SPAIN: RENFE will be adopting an ‘unprecedented and pro-active’ approach to international expansion as its domestic market faces more liberalisation under the EU’s Fourth Railway Package, the Spanish incumbent’s President Isaías Táboas Suárez told the Rail Live trade show in Bilbao on March 6.

Suárez highlighted RENFE’s participation in the Haramain High Speed Rail programme in Saudi Arabia since 2011 as evidence that the company could win business outside Spain, but he suggested that such opportunities had not until now been pursued ‘strategically’. In the future, the company would be looking to work ‘with Spanish and international partners’ to identify opportunities to develop new rail corridors, especially where Spain’s expertise in high speed rail could be utilised. RENFE is already acting as ‘shadow operator’ of the planned Texas Central high speed line in the USA and is bidding for the West Coast Partnership franchise in the UK alongside MTR Corp and Guangshen Railway Co of China.

However, he emphasised that the expansion programme would not be focused solely on high speed rail, and that RENFE would compete ‘across Europe’ to operate competitively tendered passenger services.

RENFE needs ‘a change of mindset’, Suárez believed, adding that ‘many countries are asking us to help with the development of their railways’, notably in South and Central America.

Recognising the ‘challenge’ of liberalisation at home, he likened opening of the domestic passenger market to competition in 2020 to the opening of Spain’s inaugural high speed line in 1992. ‘We are not afraid of competition.

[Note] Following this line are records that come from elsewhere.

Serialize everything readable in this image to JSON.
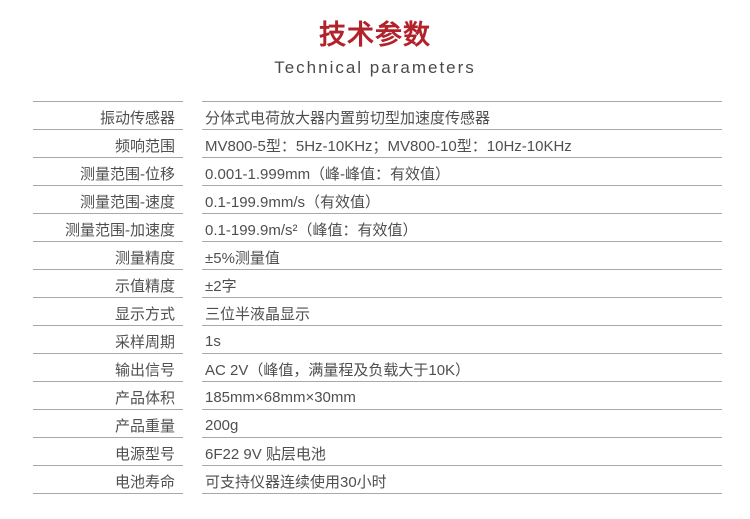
{
  "header": {
    "title": "技术参数",
    "subtitle": "Technical parameters",
    "title_color": "#b2222a",
    "subtitle_color": "#4a4a4a"
  },
  "table": {
    "line_color": "#a8a8a8",
    "text_color": "#4f4f4f",
    "rows": [
      {
        "label": "振动传感器",
        "value": "分体式电荷放大器内置剪切型加速度传感器"
      },
      {
        "label": "频响范围",
        "value": "MV800-5型：5Hz-10KHz；MV800-10型：10Hz-10KHz"
      },
      {
        "label": "测量范围-位移",
        "value": "0.001-1.999mm（峰-峰值：有效值）"
      },
      {
        "label": "测量范围-速度",
        "value": "0.1-199.9mm/s（有效值）"
      },
      {
        "label": "测量范围-加速度",
        "value": "0.1-199.9m/s²（峰值：有效值）"
      },
      {
        "label": "测量精度",
        "value": "±5%测量值"
      },
      {
        "label": "示值精度",
        "value": "±2字"
      },
      {
        "label": "显示方式",
        "value": "三位半液晶显示"
      },
      {
        "label": "采样周期",
        "value": "1s"
      },
      {
        "label": "输出信号",
        "value": "AC 2V（峰值，满量程及负载大于10K）"
      },
      {
        "label": "产品体积",
        "value": "185mm×68mm×30mm"
      },
      {
        "label": "产品重量",
        "value": "200g"
      },
      {
        "label": "电源型号",
        "value": "6F22 9V 贴层电池"
      },
      {
        "label": "电池寿命",
        "value": "可支持仪器连续使用30小时"
      }
    ]
  }
}
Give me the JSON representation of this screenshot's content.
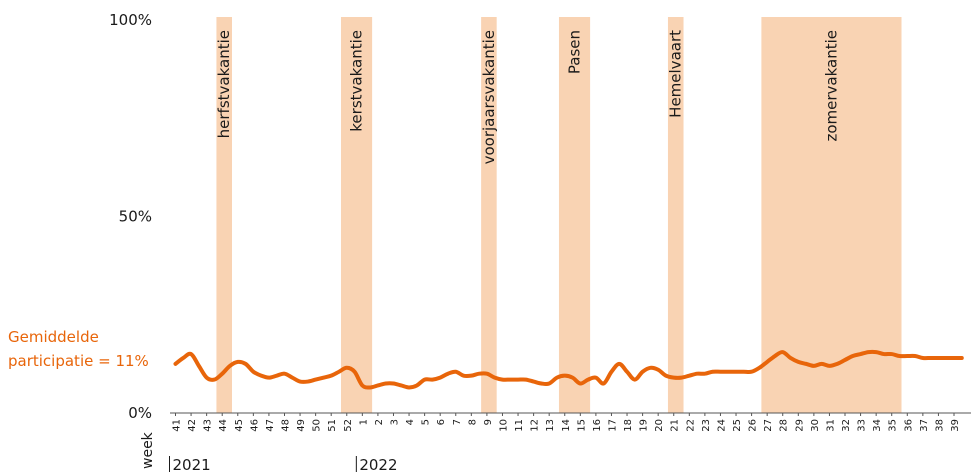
{
  "chart_data": {
    "type": "line",
    "title": "",
    "xlabel": "week",
    "ylabel": "",
    "ylim": [
      0,
      100
    ],
    "yticks": [
      "0%",
      "50%",
      "100%"
    ],
    "grid": false,
    "weeks": [
      "41",
      "42",
      "43",
      "44",
      "45",
      "46",
      "47",
      "48",
      "49",
      "50",
      "51",
      "52",
      "1",
      "2",
      "3",
      "4",
      "5",
      "6",
      "7",
      "8",
      "9",
      "10",
      "11",
      "12",
      "13",
      "14",
      "15",
      "16",
      "17",
      "18",
      "19",
      "20",
      "21",
      "22",
      "23",
      "24",
      "25",
      "26",
      "27",
      "28",
      "29",
      "30",
      "31",
      "32",
      "33",
      "34",
      "35",
      "36",
      "37",
      "38",
      "39"
    ],
    "years": [
      {
        "label": "2021",
        "start_week": "41"
      },
      {
        "label": "2022",
        "start_week": "1"
      }
    ],
    "average_label": [
      "Gemiddelde",
      "participatie = 11%"
    ],
    "average_value": 11,
    "line_color": "#e8650a",
    "band_color": "#f9d3b3",
    "holidays": [
      {
        "label": "herfstvakantie",
        "start": 44,
        "end": 45
      },
      {
        "label": "kerstvakantie",
        "start": 52,
        "end": 54
      },
      {
        "label": "voorjaarsvakantie",
        "start": 61,
        "end": 62
      },
      {
        "label": "Pasen",
        "start": 66,
        "end": 68
      },
      {
        "label": "Hemelvaart",
        "start": 73,
        "end": 74
      },
      {
        "label": "zomervakantie",
        "start": 79,
        "end": 88
      }
    ],
    "series": [
      {
        "x": [
          41,
          41.5,
          42,
          42.5,
          43,
          43.5,
          44,
          44.5,
          45,
          45.5,
          46,
          46.5,
          47,
          47.5,
          48,
          48.5,
          49,
          49.5,
          50,
          50.5,
          51,
          51.5,
          52,
          52.5,
          53,
          53.5,
          54,
          54.5,
          55,
          55.5,
          56,
          56.5,
          57,
          57.5,
          58,
          58.5,
          59,
          59.5,
          60,
          60.5,
          61,
          61.5,
          62,
          62.5,
          63,
          63.5,
          64,
          64.5,
          65,
          65.5,
          66,
          66.5,
          67,
          67.5,
          68,
          68.5,
          69,
          69.5,
          70,
          70.5,
          71,
          71.5,
          72,
          72.5,
          73,
          73.5,
          74,
          74.5,
          75,
          75.5,
          76,
          76.5,
          77,
          77.5,
          78,
          78.5,
          79,
          79.5,
          80,
          80.5,
          81,
          81.5,
          82,
          82.5,
          83,
          83.5,
          84,
          84.5,
          85,
          85.5,
          86,
          86.5,
          87,
          87.5,
          88,
          88.5,
          89,
          89.5,
          90,
          90.5,
          91,
          91.5
        ],
        "values": [
          12.5,
          14,
          15,
          12,
          9,
          8.5,
          10,
          12,
          13,
          12.5,
          10.5,
          9.5,
          9,
          9.5,
          10,
          9,
          8,
          8,
          8.5,
          9,
          9.5,
          10.5,
          11.5,
          10.5,
          7,
          6.5,
          7,
          7.5,
          7.5,
          7,
          6.5,
          7,
          8.5,
          8.5,
          9,
          10,
          10.5,
          9.5,
          9.5,
          10,
          10,
          9,
          8.5,
          8.5,
          8.5,
          8.5,
          8,
          7.5,
          7.5,
          9,
          9.5,
          9,
          7.5,
          8.5,
          9,
          7.5,
          10.5,
          12.5,
          10.5,
          8.5,
          10.5,
          11.5,
          11,
          9.5,
          9,
          9,
          9.5,
          10,
          10,
          10.5,
          10.5,
          10.5,
          10.5,
          10.5,
          10.5,
          11.5,
          13,
          14.5,
          15.5,
          14,
          13,
          12.5,
          12,
          12.5,
          12,
          12.5,
          13.5,
          14.5,
          15,
          15.5,
          15.5,
          15,
          15,
          14.5,
          14.5,
          14.5,
          14,
          14,
          14,
          14,
          14,
          14
        ]
      }
    ]
  }
}
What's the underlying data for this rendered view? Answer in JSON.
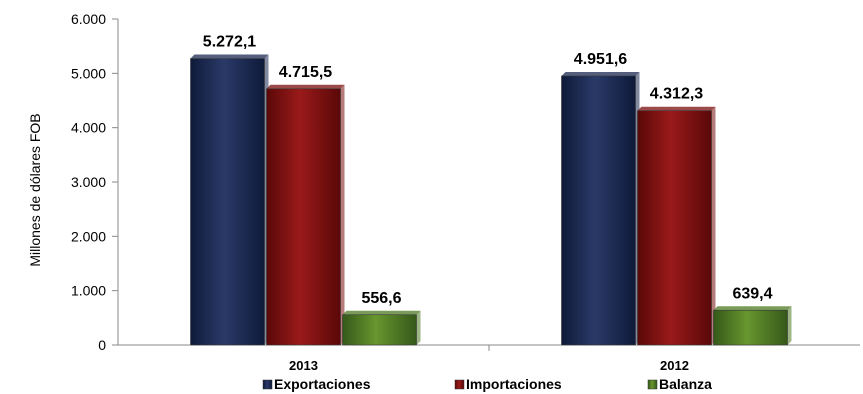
{
  "chart_data": {
    "type": "bar",
    "title": "",
    "xlabel": "",
    "ylabel": "Millones de dólares FOB",
    "categories": [
      "2013",
      "2012"
    ],
    "series": [
      {
        "name": "Exportaciones",
        "values": [
          5272.1,
          4951.6
        ],
        "labels": [
          "5.272,1",
          "4.951,6"
        ],
        "color": "#1c2a52"
      },
      {
        "name": "Importaciones",
        "values": [
          4715.5,
          4312.3
        ],
        "labels": [
          "4.715,5",
          "4.312,3"
        ],
        "color": "#7a0e0e"
      },
      {
        "name": "Balanza",
        "values": [
          556.6,
          639.4
        ],
        "labels": [
          "556,6",
          "639,4"
        ],
        "color": "#4e7a22"
      }
    ],
    "ylim": [
      0,
      6000
    ],
    "yticks": [
      0,
      1000,
      2000,
      3000,
      4000,
      5000,
      6000
    ],
    "ytick_labels": [
      "0",
      "1.000",
      "2.000",
      "3.000",
      "4.000",
      "5.000",
      "6.000"
    ],
    "grid": false,
    "legend_position": "bottom"
  }
}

As with the first high speed line, this is our opportunity to push to next level with more quality, more innovation and better internal processes.’

Suárez suggested that RENFE would continue to act as a ‘proving ground for railway innovation’, but said this must have a broader scope than in the past, when innovation often meant testing new rolling stock designs. The company is ‘actively looking for new approaches to the rail mode’, and has joined forces with telecoms group Téléfonica to call tenders for a start-up accelerator with a specific focus on rail applications. He called on the Spanish government to allocate specific grant funding to railway research activity, just as it has in other sectors, and said this should be aimed at the ‘diverse but dispersed’ network of rail supply SMEs.

Reflecting on the prospect of on-rail competition, he suggested that any new entrant would target routes where ‘people know RENFE earns money’. These included the high speed rail routes linking Madrid with Barcelona, Valencia and Sevilla. But RENFE’s cost base is still too high, he added, suggesting that a low-cost service would be the only way to increase its share of the Madrid - Barcelona transport market beyond the 39% achieved today. ‘Many people are still happy to drive for 6 h because it’s cheap if you avoid the toll motorways. We have to address that.’

More broadly, he emphasised that reducing costs would be ‘good for the travelling public and good for the state, since we are public company’. But it would also ensure that ‘when the competitors arrive, RENFE is not asleep’.